2nd: All these gazillion bags of "shock" have probably unbalanced your pH and over-added stabilizer--unless they were Cal-Hypo which adds.....calcium. You now should stick with bleach or liquid chlorine (same thing, only stronger).

3rd: We WILL need a set of numbers. The pool store should give them to you since you've just put their kids through half a semester at a private college--least they can do. We will need:

Chlorine measures
FC (Free Chlorine--the good stuff)
CC (Combined Chlorine or Chloramines--the used up stuff) OR
TC (Total Chlorine--either CC or TC is enough because TC=FC+CC and if we have 2 of the 3 we know the third)

Acidity measure:
pH: This tells us how acid, alkaline or neutral the pool is

Chlorine measures how you are sanitizing. pH measures acidity. They are the most important measures.

But the others, while ancillary, are needed, too.

T/A (Total Alkalinity--mis-named but tells us how well your water maintains pH)
CYA (Cyanuric Acid, aka, Stabilizer, aka, Conditioner. A 2-edged sword. Too little and you cannot keep FC up. Too much and you have troubles fighting algae)
CH (Calcium Hardness, or Hardness. Usually you don't care about this in a vinyl pool--unless it's too high from too much calcium flakes and/or Cal-Hypo)

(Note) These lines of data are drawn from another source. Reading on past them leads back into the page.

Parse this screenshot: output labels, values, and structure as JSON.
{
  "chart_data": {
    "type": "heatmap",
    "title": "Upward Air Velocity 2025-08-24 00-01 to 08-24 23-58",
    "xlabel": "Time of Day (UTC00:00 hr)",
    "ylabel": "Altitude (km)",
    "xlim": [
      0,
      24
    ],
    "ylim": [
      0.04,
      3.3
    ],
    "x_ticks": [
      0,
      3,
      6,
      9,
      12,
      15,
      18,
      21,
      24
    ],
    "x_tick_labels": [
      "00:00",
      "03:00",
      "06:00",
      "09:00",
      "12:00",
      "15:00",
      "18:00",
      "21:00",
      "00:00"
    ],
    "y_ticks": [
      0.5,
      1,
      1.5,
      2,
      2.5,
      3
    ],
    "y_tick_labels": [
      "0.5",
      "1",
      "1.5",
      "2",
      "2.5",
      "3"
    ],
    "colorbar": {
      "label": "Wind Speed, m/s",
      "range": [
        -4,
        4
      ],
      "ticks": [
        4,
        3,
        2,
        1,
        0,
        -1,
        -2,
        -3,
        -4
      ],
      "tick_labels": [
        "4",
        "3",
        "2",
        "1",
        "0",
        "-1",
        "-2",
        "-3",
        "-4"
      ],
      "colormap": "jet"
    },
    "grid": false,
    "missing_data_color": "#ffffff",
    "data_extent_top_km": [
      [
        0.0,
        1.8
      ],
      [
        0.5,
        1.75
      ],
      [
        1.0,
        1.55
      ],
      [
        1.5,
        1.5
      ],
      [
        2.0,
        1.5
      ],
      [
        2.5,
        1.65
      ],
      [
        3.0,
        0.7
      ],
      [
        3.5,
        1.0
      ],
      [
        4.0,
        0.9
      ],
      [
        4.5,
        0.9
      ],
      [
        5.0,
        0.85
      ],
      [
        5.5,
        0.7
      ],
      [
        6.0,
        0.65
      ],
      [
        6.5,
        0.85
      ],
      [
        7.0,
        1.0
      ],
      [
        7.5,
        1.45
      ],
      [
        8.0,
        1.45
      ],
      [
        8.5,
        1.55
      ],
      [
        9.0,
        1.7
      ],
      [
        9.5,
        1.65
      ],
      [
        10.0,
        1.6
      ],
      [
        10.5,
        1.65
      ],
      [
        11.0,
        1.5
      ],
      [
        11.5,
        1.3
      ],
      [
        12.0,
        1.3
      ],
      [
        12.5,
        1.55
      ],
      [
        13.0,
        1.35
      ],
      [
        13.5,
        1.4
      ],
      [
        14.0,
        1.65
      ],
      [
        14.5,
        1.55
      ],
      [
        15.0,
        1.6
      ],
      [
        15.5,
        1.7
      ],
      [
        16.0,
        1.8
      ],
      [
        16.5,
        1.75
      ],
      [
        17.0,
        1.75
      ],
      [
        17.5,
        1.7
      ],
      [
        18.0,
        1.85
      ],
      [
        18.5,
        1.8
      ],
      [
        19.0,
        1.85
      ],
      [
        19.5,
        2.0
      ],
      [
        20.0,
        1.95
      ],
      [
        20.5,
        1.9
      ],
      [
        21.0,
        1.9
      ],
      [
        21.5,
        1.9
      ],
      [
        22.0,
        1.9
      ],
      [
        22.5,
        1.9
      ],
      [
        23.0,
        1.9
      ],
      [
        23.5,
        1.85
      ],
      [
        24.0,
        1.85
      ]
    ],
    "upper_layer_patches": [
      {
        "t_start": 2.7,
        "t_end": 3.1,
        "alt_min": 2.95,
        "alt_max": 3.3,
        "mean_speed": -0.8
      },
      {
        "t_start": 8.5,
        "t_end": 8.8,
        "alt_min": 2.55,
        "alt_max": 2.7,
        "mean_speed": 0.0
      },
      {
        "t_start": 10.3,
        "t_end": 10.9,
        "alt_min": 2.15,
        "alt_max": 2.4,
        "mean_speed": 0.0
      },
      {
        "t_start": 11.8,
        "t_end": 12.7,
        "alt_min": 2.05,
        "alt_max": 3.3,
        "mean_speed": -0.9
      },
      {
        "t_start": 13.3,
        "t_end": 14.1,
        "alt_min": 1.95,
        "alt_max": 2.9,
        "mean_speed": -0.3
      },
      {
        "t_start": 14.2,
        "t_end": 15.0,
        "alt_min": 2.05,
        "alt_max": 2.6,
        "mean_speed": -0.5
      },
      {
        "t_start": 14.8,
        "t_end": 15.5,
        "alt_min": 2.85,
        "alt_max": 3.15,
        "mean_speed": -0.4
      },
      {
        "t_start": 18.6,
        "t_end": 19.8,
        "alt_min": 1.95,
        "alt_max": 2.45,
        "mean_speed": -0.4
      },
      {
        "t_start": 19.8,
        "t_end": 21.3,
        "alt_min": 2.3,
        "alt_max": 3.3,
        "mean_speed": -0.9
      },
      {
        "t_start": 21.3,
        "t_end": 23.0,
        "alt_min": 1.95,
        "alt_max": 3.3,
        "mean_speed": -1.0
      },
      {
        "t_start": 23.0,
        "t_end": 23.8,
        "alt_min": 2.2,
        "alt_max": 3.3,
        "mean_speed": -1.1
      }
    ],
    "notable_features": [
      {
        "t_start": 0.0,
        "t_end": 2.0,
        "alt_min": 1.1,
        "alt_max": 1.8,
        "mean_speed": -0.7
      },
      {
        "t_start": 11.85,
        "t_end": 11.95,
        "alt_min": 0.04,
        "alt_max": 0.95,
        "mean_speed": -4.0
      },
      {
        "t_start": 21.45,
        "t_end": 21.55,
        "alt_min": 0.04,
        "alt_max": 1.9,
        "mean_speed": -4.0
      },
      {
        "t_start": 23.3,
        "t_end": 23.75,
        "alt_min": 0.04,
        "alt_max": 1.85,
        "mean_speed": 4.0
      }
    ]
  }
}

That's it! Acid demand, base demand, phosphates--all those tests are USELESS

Finally: when you next go to the pool store, they will try to tell you that your phosphate level is too high and you need phosphate remover. It's expensive and you do NOT need it--but it's the latest scam to scare people and separate them from their money.

They will also try to scare you with talk of "Total Dissolved Solids" especially if they find out you are using bleach. Ignore them. Politely decline and don't waste time arguing. It's nonsense. If your TDS is too high, it's because THEY told you to put in too darned much calcium that you don't need!

Good luck!

PS: Don't feel too bad--we have ALL been pool-stored at one time or another. We've all learned from the experience. Funny thing, the pool stores NEVER figure out that if they give good guidance, people will pick out THEIR shop to buy parts, toys, pumps, and those chemicals they cannot get at the grocery store or Home Depot/Lowes.